The night was dotted with a handful of choice covers—classics we’ve all heard enough times, but given a different, new energy in the hands of Tuttle and her band. “Cold Rain and Snow” was dramatic and sensuous in its crawling pace, and totally had a little extra buzz from brother Kyle’s cool wah-pedaled banjo solo. “Up On The Hill Where They Do The Boogie,” coming in as part of a highly welcomed four song encore, had the right groove but also a sense of pure joy from the band.

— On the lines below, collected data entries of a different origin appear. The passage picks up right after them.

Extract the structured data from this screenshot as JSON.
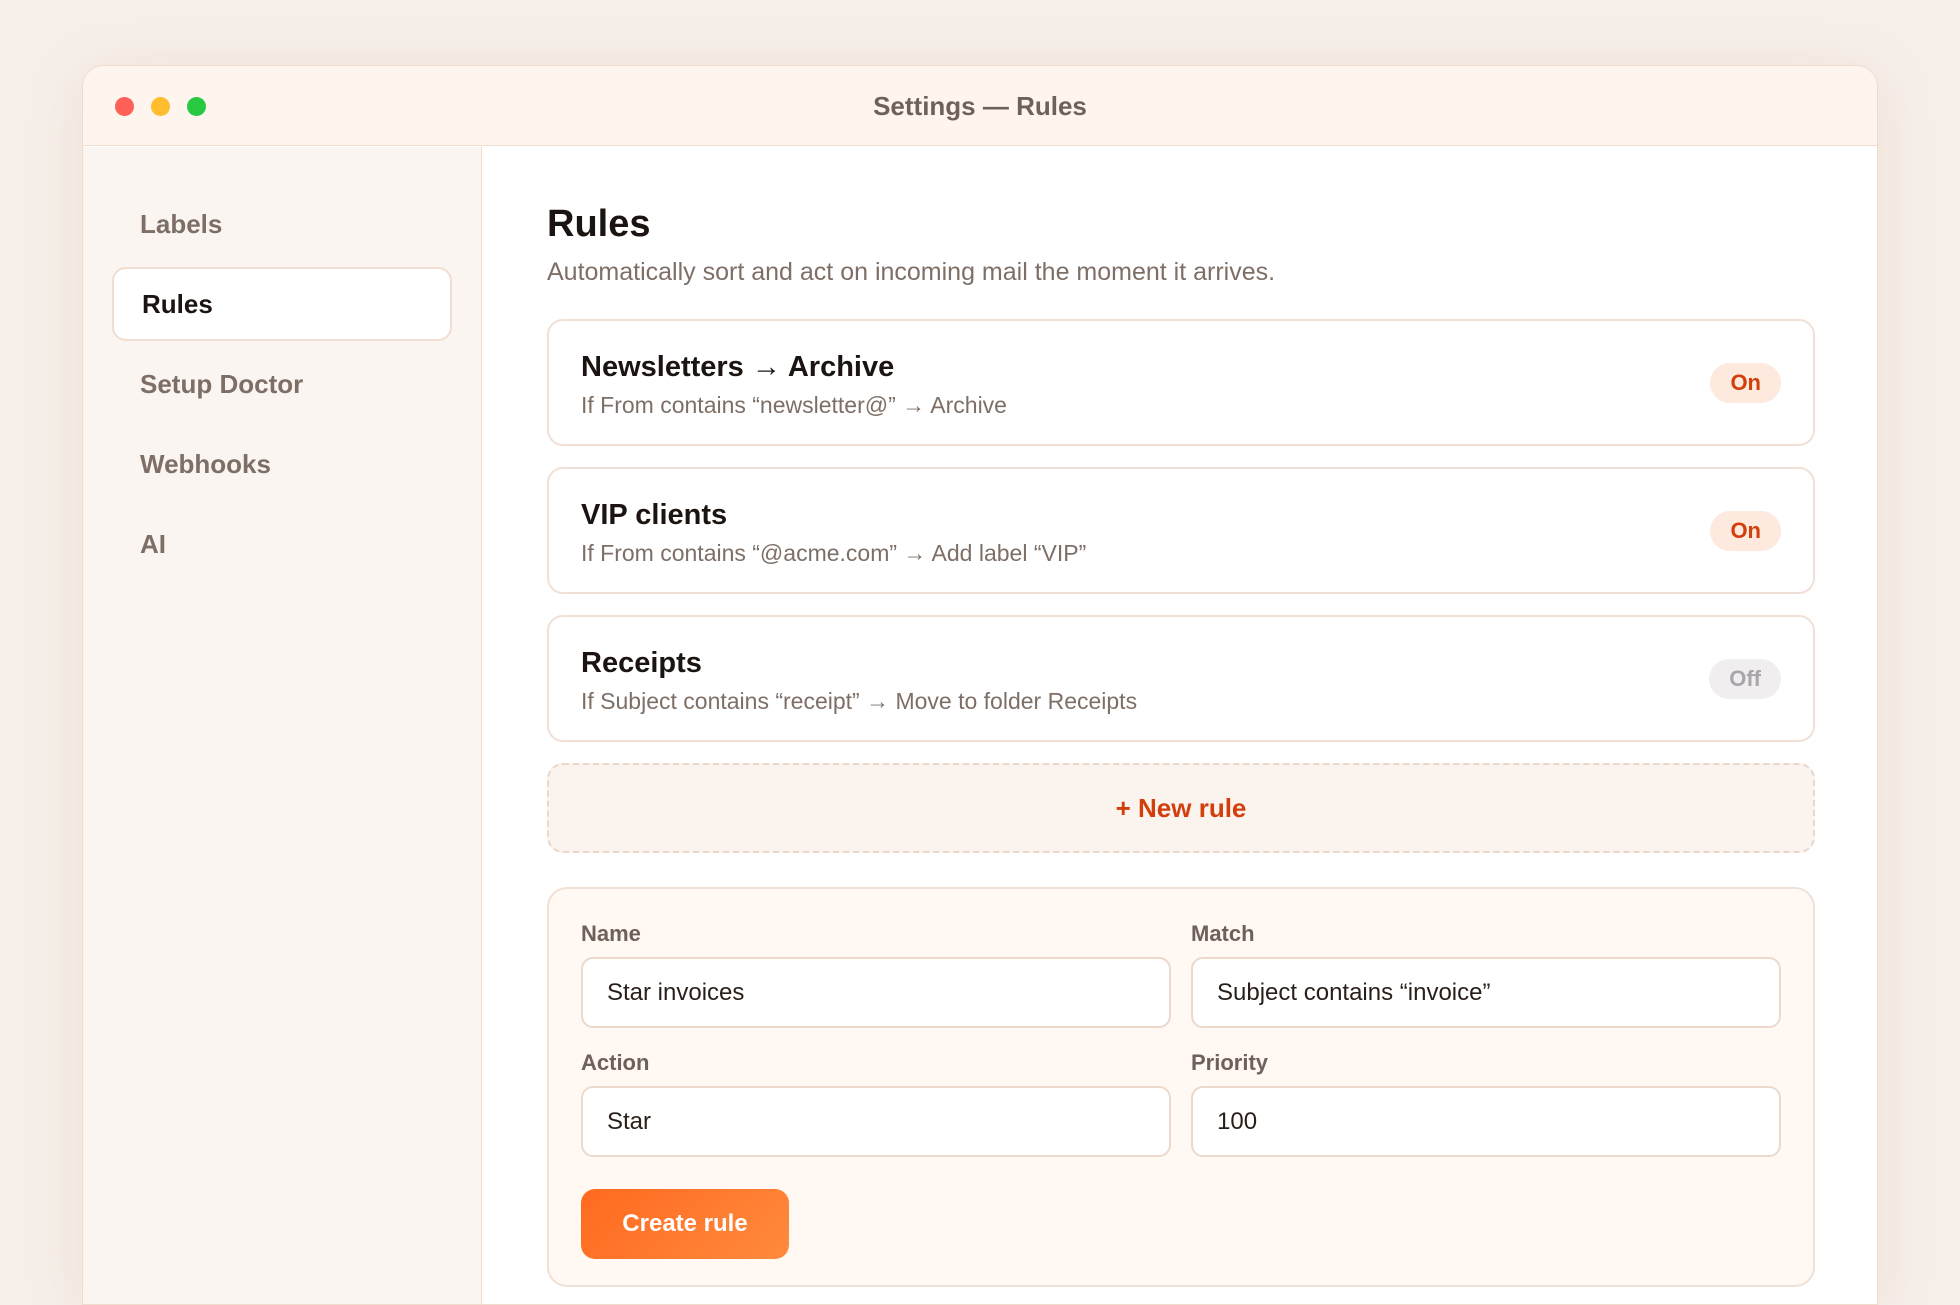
{
  "window": {
    "title": "Settings — Rules"
  },
  "sidebar": {
    "items": [
      {
        "label": "Labels",
        "active": false
      },
      {
        "label": "Rules",
        "active": true
      },
      {
        "label": "Setup Doctor",
        "active": false
      },
      {
        "label": "Webhooks",
        "active": false
      },
      {
        "label": "AI",
        "active": false
      }
    ]
  },
  "main": {
    "title": "Rules",
    "subtitle": "Automatically sort and act on incoming mail the moment it arrives.",
    "rules": [
      {
        "title": "Newsletters → Archive",
        "description": "If From contains “newsletter@” → Archive",
        "status": "On"
      },
      {
        "title": "VIP clients",
        "description": "If From contains “@acme.com” → Add label “VIP”",
        "status": "On"
      },
      {
        "title": "Receipts",
        "description": "If Subject contains “receipt” → Move to folder Receipts",
        "status": "Off"
      }
    ],
    "new_rule_label": "+ New rule",
    "form": {
      "name_label": "Name",
      "name_value": "Star invoices",
      "match_label": "Match",
      "match_value": "Subject contains “invoice”",
      "action_label": "Action",
      "action_value": "Star",
      "priority_label": "Priority",
      "priority_value": "100",
      "submit_label": "Create rule"
    }
  },
  "colors": {
    "accent": "#d23f0c",
    "button_gradient_start": "#ff6a1f",
    "button_gradient_end": "#ff8a3d"
  }
}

Opening the show with her own brilliant performance was Bella White, who is joining Tuttle and band for the length of their tour. With her sleepy troubadour style, White captivated the audience all the same, albeit in a way contrasting that of Golden Highway’s energy. With a bit of comedic charm, White professed that she only writes sad songs. That was just fine: her sad music was as sweet and comforting as most anything else, and you could listen to it with your eyes closed and be easily subdued.